In the large rear gallery, Debra Force, director of Debra Force Fine Art, greeted viewers with John White Alexander’s dramatic portrait of a green and red kimono-clad woman teasing a butterfly, aptly named “Butterfly.” The collection also included Marsden Hartley’s “Stormy Sea 3” and Thomas Hart Benton’s “Ozark Reflections.” Several of the offerings, Force said, were fresh, having come in during the past couple of weeks.
At Questroyal Fine Art, Thomas Hart Benton’s “Swing Your Partner” drew great interest. It was shown en suite with Arthur B. Carles’s exuberant oil on canvas “Calla Lilies,” a Modernist interpretation in shades of blue and violet, and two Hudson River School works. They were second-generation Hudson River School painter John William Casilear’s “Landscape” and William M. Hart’s “Rocky Coast at Sunset.”
The fair’s newest exhibitor, Adelson Galleries, replaced recently retired Bernard Goldberg. Adelson’s emphasis was on American Impressionism. With a John Singer Sargent exhibition currently running at the gallery, it was not surprising to see at least one on view here. “Val d’Aosta: Stepping Stones,” circa 1907, is an unexpected landscape in which the shadow of the artist is reflected in the waters of the stream. According to gallery president Warren Adelson, the oil on canvas is painted with “brio and freshness.”

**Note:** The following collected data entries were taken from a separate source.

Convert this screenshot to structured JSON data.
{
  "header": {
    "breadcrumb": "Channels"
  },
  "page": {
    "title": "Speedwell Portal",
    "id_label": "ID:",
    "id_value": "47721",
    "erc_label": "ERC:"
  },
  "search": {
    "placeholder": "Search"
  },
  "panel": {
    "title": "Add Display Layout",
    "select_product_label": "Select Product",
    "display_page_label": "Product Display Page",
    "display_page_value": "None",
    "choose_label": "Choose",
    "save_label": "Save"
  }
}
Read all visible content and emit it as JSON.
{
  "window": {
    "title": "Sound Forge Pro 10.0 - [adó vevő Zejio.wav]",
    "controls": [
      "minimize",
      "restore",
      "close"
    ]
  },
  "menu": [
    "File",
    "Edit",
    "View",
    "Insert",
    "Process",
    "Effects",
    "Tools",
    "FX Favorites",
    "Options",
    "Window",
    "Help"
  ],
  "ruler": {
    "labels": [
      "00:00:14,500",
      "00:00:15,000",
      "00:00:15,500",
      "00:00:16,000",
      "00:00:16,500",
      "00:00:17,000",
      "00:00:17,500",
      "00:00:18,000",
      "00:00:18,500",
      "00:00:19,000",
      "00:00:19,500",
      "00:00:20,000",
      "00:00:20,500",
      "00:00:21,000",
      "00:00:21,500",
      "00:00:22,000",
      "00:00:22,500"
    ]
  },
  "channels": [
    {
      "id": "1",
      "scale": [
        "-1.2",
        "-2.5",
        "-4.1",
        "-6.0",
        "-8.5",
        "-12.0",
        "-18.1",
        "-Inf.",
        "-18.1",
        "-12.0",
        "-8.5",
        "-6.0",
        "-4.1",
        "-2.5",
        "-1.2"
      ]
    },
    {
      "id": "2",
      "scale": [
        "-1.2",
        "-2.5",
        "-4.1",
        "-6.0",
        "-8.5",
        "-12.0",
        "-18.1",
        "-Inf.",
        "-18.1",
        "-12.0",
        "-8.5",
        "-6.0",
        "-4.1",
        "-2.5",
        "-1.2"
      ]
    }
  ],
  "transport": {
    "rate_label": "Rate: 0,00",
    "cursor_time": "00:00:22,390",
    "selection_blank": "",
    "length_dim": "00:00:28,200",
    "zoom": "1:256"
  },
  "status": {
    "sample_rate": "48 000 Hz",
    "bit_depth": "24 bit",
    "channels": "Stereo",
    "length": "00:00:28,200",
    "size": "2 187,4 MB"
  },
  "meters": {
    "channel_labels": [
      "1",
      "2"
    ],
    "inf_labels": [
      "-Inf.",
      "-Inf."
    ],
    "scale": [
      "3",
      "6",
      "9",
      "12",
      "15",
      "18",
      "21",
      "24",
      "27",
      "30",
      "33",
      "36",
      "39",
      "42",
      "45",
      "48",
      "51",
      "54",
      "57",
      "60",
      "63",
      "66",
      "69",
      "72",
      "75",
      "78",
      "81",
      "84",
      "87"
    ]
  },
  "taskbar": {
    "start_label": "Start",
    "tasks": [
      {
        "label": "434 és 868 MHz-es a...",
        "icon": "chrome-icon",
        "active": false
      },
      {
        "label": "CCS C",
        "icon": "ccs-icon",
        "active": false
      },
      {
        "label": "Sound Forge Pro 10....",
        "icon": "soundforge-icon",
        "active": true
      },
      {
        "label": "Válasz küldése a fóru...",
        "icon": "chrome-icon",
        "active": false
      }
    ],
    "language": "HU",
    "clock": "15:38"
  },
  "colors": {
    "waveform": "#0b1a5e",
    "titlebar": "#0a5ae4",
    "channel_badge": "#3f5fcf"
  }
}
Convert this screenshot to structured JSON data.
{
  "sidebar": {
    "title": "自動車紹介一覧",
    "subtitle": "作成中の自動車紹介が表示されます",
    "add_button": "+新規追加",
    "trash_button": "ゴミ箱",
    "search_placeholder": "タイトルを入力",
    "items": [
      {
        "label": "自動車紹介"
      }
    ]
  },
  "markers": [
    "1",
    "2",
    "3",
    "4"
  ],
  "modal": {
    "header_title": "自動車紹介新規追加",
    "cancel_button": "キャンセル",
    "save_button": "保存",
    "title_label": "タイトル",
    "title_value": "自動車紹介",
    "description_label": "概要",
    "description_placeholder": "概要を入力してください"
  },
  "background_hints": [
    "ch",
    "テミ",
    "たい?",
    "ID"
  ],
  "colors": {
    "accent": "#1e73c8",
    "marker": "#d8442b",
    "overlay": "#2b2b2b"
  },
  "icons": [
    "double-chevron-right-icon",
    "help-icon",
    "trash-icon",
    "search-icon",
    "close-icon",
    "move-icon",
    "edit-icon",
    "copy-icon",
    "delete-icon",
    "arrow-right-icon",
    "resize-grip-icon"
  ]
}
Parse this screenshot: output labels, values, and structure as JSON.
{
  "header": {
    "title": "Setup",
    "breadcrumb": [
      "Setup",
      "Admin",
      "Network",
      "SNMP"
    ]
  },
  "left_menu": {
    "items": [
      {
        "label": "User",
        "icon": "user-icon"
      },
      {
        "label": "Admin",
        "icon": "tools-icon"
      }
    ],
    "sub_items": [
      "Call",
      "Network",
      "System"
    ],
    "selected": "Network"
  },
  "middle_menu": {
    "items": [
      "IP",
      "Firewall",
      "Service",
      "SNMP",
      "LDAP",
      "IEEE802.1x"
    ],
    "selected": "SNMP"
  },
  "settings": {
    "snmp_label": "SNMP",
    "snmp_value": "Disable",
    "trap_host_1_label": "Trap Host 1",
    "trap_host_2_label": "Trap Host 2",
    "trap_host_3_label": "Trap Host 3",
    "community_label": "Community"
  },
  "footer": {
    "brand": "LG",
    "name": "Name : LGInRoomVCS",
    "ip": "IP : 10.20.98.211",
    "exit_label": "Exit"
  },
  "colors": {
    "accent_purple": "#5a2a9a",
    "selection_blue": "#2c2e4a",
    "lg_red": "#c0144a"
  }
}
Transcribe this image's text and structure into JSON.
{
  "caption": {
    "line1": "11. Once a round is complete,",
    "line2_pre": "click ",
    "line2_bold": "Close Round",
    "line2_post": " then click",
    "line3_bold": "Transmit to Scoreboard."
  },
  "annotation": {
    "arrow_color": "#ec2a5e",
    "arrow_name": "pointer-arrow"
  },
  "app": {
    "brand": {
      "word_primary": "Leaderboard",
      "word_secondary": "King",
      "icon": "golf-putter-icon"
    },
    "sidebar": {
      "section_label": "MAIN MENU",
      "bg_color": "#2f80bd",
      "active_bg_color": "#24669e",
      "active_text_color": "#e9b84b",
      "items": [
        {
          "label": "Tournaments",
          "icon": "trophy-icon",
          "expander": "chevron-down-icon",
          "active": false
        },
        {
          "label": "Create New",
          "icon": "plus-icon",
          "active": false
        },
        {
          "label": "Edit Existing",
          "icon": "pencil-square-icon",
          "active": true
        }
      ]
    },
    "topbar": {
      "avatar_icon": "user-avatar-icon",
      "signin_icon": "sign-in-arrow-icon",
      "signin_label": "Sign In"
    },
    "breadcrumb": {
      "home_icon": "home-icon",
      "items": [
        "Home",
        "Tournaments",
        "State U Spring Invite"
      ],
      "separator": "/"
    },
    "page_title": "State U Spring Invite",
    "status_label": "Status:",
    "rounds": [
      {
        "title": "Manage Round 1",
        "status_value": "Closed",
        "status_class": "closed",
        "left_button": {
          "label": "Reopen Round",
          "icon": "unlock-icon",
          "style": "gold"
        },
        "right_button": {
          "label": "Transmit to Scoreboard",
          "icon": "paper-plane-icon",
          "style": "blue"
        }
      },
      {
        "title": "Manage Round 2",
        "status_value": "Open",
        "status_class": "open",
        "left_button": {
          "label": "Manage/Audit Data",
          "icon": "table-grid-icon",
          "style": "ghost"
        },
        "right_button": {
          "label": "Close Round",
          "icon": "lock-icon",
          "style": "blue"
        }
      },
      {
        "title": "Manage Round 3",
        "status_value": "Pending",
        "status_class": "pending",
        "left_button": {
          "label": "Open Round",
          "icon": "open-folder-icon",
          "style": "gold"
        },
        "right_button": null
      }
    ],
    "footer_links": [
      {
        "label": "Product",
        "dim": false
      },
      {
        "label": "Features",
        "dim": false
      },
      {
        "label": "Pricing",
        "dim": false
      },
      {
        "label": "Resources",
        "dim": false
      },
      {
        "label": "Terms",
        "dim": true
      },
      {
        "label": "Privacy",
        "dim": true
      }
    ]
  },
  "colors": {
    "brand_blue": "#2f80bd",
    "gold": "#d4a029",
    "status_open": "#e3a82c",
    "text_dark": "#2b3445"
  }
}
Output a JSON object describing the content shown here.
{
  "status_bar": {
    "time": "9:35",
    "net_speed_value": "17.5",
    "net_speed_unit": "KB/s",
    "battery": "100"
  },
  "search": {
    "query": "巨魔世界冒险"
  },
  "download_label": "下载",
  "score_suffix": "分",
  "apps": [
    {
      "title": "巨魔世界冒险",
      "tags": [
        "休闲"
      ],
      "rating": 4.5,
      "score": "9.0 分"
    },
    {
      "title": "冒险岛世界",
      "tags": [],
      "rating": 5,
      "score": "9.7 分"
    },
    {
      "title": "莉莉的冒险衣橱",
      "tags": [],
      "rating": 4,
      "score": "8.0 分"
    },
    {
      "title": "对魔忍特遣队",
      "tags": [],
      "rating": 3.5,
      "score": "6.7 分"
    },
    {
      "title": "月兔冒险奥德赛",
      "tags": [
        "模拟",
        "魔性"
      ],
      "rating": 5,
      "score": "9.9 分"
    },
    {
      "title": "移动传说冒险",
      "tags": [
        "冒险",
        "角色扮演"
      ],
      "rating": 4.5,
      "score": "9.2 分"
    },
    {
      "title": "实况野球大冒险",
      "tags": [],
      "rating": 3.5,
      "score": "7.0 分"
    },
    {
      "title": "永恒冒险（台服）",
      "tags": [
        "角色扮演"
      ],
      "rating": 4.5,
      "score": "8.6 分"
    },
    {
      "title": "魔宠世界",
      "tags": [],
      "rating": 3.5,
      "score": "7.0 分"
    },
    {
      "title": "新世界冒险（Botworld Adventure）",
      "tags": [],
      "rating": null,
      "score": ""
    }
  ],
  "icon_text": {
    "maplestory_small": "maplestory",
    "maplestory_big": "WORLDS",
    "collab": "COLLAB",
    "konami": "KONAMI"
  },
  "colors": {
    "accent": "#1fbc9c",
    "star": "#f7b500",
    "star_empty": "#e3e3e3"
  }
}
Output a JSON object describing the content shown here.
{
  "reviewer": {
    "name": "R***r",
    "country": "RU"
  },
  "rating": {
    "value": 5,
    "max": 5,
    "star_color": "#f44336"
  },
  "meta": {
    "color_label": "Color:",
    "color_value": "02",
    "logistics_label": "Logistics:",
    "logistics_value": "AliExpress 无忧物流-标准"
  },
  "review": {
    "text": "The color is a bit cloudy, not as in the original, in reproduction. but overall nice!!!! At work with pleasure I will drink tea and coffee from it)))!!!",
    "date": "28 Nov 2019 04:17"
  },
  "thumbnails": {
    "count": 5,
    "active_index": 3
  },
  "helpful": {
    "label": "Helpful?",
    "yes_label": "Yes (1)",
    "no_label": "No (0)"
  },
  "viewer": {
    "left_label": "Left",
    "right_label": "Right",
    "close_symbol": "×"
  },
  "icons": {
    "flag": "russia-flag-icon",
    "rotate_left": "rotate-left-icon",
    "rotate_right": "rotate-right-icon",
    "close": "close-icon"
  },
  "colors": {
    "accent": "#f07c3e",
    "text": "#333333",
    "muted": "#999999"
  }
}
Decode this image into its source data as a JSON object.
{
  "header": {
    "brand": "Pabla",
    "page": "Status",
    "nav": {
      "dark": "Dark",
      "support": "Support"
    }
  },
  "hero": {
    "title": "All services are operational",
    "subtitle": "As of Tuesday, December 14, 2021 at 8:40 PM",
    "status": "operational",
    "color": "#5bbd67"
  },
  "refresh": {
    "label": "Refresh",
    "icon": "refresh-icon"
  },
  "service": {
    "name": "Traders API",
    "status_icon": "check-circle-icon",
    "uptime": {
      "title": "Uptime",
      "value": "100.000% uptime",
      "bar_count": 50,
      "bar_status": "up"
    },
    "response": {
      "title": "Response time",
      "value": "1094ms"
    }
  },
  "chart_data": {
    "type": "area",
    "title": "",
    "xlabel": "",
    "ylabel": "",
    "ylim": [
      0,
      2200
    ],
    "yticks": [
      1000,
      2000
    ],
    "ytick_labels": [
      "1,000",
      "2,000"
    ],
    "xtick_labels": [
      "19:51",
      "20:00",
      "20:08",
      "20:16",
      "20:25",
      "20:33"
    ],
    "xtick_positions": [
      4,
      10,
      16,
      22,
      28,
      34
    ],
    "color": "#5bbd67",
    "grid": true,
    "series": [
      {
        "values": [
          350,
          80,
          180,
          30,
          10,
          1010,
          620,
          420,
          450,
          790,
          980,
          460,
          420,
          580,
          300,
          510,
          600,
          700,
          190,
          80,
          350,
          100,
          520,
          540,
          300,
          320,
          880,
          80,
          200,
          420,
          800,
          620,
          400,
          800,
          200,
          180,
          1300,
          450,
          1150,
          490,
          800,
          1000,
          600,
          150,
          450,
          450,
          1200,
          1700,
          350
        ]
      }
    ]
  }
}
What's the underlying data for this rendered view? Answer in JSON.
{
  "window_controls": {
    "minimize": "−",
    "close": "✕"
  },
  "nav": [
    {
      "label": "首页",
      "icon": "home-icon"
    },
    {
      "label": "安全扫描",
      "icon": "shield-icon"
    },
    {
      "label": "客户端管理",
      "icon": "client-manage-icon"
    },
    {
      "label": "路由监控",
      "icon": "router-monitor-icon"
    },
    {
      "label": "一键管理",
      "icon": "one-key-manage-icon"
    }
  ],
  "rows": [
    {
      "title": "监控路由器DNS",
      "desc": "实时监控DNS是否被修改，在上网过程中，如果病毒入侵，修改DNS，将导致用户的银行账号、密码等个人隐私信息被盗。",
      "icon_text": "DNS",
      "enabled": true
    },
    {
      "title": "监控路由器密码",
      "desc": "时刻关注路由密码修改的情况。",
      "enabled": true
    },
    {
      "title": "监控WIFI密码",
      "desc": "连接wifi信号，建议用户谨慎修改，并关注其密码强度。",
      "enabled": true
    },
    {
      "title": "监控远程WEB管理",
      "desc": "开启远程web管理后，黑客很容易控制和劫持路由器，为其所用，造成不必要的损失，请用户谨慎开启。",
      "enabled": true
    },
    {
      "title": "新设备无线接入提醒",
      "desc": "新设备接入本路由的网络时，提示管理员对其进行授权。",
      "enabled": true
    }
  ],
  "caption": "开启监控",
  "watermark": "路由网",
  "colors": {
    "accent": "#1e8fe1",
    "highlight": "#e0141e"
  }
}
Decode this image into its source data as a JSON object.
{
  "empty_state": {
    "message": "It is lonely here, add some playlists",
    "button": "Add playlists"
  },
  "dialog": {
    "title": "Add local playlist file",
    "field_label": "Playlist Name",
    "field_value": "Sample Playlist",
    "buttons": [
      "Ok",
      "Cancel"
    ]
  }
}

At Menconi & Schoelkopf Fine Art, new acquisitions kept the booth filled with viewers. Frederick Childe Hassam’s “To the 101st Massachusetts Infantry” portrayed a poignant meeting set against a coastal scene. Theodore Wendel’s “Giverny Landscape” was both spare and expressive.
Alexander Gallery, whose booth was long and narrow, filled the walls with landscapes. Beginning with “Light of the Lehigh,” a small but breathtaking winter scene by DeWitt Clinton Boutelle, the Alexander exhibition then moved to the large and exquisitely rendered painting “The New World” from The Discovery of America series by Baron Jean Antoine Theodore Gudin.
At Godel & Company Fine Art, the American vision was seen in seascapes, mountain terrains and urban landscapes. Frank W. Benson’s “Down the Rapids” captures the moment of action as two men rowing a canoe begin their descent into white water. In contrast, a turn-of-the-century painting by Paul Cornoyer caught New York City’s muted early morning palette.
Gerald Peters Gallery focused on Modernism, thus setting its exhibition apart. The gallery showed mostly artists whose estates it handles, including William Zorach, Marguerite Zorach, Gaston Lachaise and Max Weber. Works by Milton Avery and George Ault were also included.